小松左京とプラトンとプリニウス◎ギリシア取材①
現在発売中の「新潮」1月号に掲載されている『プリニウス』第54回「クレタ」では、プリニウス一行がかつてのミノア文明の中心地クレタ島に渡っています。
これから一行はグラエキア=現在のギリシアを旅することになるのですが、おりしもグランドジャンプで連載中のヤマザキマリさんの『オリンピア・キュクロス』も古代ギリシアが舞台。というわけで新潮社・集英社双方の画期的相互協力により両作品の合同取材が実現、作者&スタッフチームで今年の5月にクレタ島を含むギリシア各地を巡ってまいりました。
このときの取材の模様は、ツイッターのプリニウスアカウントやinstagramでは随時写真をUPしていましたが、当ブログではとくにまとまったページは作っていませんでしたので、これから物語の進行に合わせ少しずつ紹介できたらと思います(なので実際に回った順とは異なります)。
ミノア文明は古代ギリシアの最盛期に先行して紀元前20世紀から栄えましたが紀元前15世紀半ばに突然終焉します。その要因として紀元前1525年頃に起きたクレタの北に位置するティラ島(サントリーニ島)の爆発的噴火によるティラ島自体の崩壊、及びそれに付随するクレタ島の津波や地震による被害、さらには火山灰による冷害を上げる説があります。
現在では文明終焉時期とやや隔たりがあることから「噴火(と津波)で劇的に滅亡」とは見なされなくなりつつありますが、衰亡のひとつの引き金にはなったかもしれません。
実は僕がこの説を知ったのは、小松左京さん自身がレポーターとして登場する日本テレビの特番「小松左京アトランティス大陸沈没の謎」(77年)と、そのムック本によってでした。
この頃の小松さんは『日本沈没』の大ヒットのおかげでメディアに登場する際はなんでもかんでも「沈没」の冠が付いていましたが、この番組はテレビ局お仕着せの企画ではなく、小松さん自身がこのベストセラーの印税を有意義に使えないかと学者チームを編成し、積極的に番組制作にかかわった旨聞き及んでいます。
その番組とムック本で見て心ときめいた様々な遺跡や出土品を、40年近く経って今回の取材でナマで見ることができたのは、個人的には大きな感慨がありました。さらには回り回って今度はそれらを自分達の創作に生かすことになろうとは……歴史的事実や、それにインスパイアされたフィクション、さらにその目撃者や読者や作者というのはけっして個々に存在するのではなく、長いスパンで相互に影響し連綿と繋がっていくものなのだ、と実感しました。

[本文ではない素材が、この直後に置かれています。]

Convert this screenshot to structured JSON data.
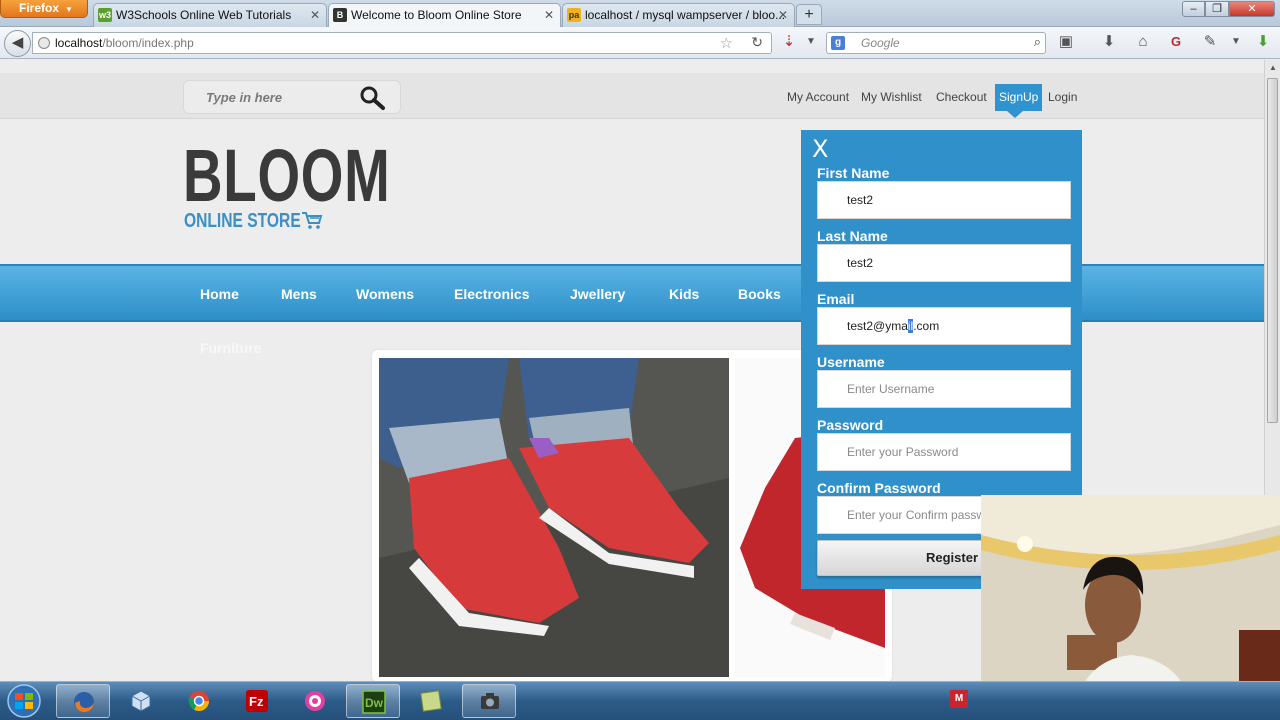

そういえば知的好奇心から火山に近づいていくプリニウスと『日本沈没』の田所博士は、どことなくキャラがかぶります。ヤマザキさんは僕ほど『沈没』の影響は受けていないので意識的な造型ではないはずですが、それでも似ているのが面白い。そしてプリニウスや田所博士のがむしゃらな知的好奇心は、もちろん小松左京自身の姿とも重なります。そのことを記し留め置きたく、今回プリニウス一行はティラ島には立ち寄らないのですが、数コマ、いにしえの大災害に触れるシーンを作りました。
というようなことを感じ入っていたら、ツイッター経由で小松左京ライブラリのアカウントから以下のメモ画像のご提供がありました。
そしてこれが今年の春にとり・みきとヤマザキマリが現地を訪れ実際に目にしてきた「牛の土偶」と「蛇と女の土偶」です。
さて、番組名にもなっているように、大爆発を起こして文明が崩壊したサントリーニ島は、海に沈んだアトランティス大陸のモデルになったのではないかといわれています。典型的なカルデラ火山の島の形状も、二重円だったとするアトランティスの描写と合致しています。
そして今週のグランドジャンプ掲載の『オリンピア・キュクロス』には、まさにそのアトランティス伝説を文献に記したプラトンが登場し、運動を経済再生や利権に利用しようとする勢力に真っ向から異を唱えています。これまでのプラトンのイメージを裏切るようなキャラ造型がさすがにヤマザキさんらしい。希代の哲学者プラトンは、実はアテナイでも有数のレスラーでありました。
かように両作品は時を超え、ゆるやかにリンクしているのです。もちろん現代の日本にも。